There is an argument that Western democracies can afford and are morally obliged to help such refugees & illegal migrants. They are endowed with all kinds of rights … But this argument is in a reality vacuum. Is there a limit on the numbers? The numbers are exploding in Europe as well as the US. Who decides where to draw the line? What about the poverty stricken, unemployed or indigenous disadvantaged of the host countries? Do they not warrant charity to begin at home, and that share of resources increasingly going to economic migrants? What moral rights do economic refugees have over hosts? The sheer scale of it is overwhelming, as mass migration expands on its own momentum, deaths on the journeys notwithstanding.
Further questions arise as time passes, as it already has: when minority groups grow and become pressure groups, will they skew public policy as vote-chasing officials pursue their wishes – like Australia’s emerging Muslim Vote? When migrant groups present profoundly conflicting cultures within the host societies, what then? For example, should Sharia law be accepted in a Judeo-Christian society?

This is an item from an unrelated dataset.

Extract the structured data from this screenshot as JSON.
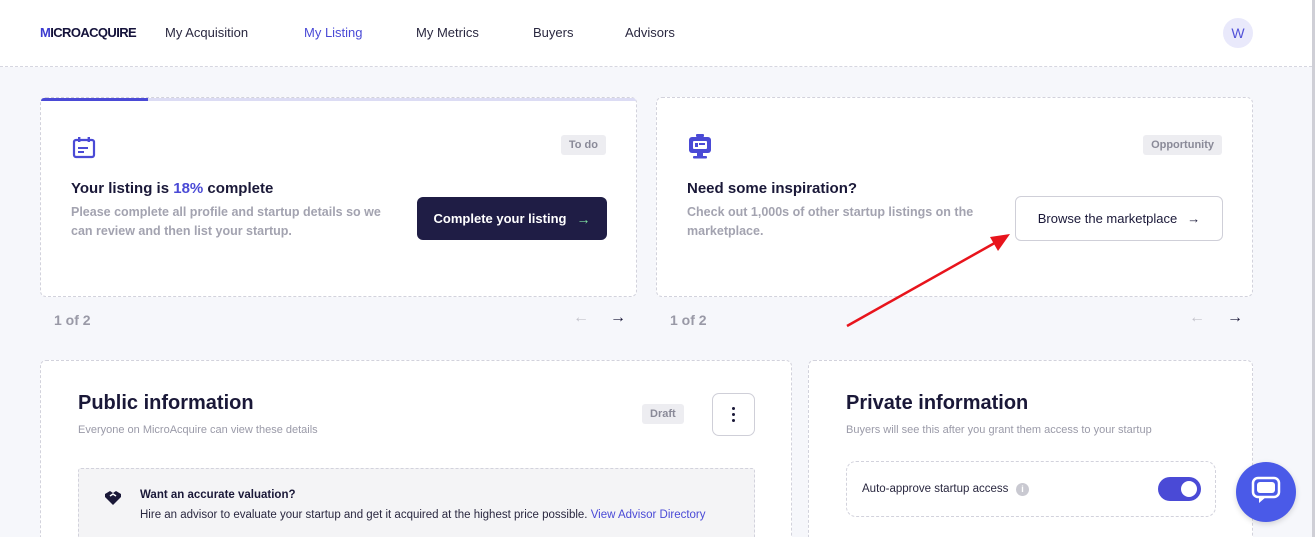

The moral question is so complex it defies simplistic answers. It is an imperative question for democracies because without working out how to respond to this challenge, democracies will inevitably begin to weaken- as they already have. Once homogenous communities are now increasingly multicultural, but not in a good way. Tensions are splintering communities and even entire societies. The UK and France are sad examples. The basic concept of a dress code, for example, has divided French society viz Muslim clothing. The confusion about what is or is not reasonable is driven by the confusion about religious freedom as it intercuts with the social fabric (pun not intended). *
In an ideal world, there should be no need for a legal ban on the burqa in public anywhere in the world; full face veils should be voluntarily discarded as a matter of respect where the culture of the host country calls for it. Western residents and even visitors are required to abide by dress codes and social customs in Muslim countries.
Dress codes are an integral part of our cultural communication and cohesion, confirming – within fairly broad limitations – the acceptance of and adherence to the values by which the host society lives. That is one of the responsibilities balancing the right to enjoy the benefits of the host society.

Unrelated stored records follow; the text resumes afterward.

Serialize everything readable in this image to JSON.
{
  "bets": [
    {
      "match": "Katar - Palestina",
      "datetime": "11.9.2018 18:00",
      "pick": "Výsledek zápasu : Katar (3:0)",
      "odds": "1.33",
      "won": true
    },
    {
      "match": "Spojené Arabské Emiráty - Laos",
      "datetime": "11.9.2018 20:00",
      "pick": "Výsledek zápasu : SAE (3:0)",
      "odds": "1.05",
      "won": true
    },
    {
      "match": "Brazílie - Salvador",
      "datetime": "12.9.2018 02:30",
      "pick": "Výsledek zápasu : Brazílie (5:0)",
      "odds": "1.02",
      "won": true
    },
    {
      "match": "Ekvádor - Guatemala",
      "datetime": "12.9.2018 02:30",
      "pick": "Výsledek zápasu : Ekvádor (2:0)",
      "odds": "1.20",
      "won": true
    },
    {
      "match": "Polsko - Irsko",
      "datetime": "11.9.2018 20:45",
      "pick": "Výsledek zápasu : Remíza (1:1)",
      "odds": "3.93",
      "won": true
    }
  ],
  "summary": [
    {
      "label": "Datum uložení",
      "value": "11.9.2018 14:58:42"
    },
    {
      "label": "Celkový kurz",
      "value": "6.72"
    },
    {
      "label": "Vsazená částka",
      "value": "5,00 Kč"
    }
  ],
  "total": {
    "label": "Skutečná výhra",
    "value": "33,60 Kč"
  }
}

The question can be boiled down (if oversimplified) to whether Western democracies are willing to welcome the desperate refugees from the rest of the world, whose heroic struggle to reach their hosts are emotional bombs but whose contributions are limited. Will these citizens share their wealth, degrading their own quality of life in the process, for such a humanitarian end result? Yea or nay, how will governments deal with the matter?
The Australian experience offers no answers, no solutions, no methods of managing such issues. Oversized migration to Australia is causing the same challenges – to the economy and to social cohesion – as it does elsewhere.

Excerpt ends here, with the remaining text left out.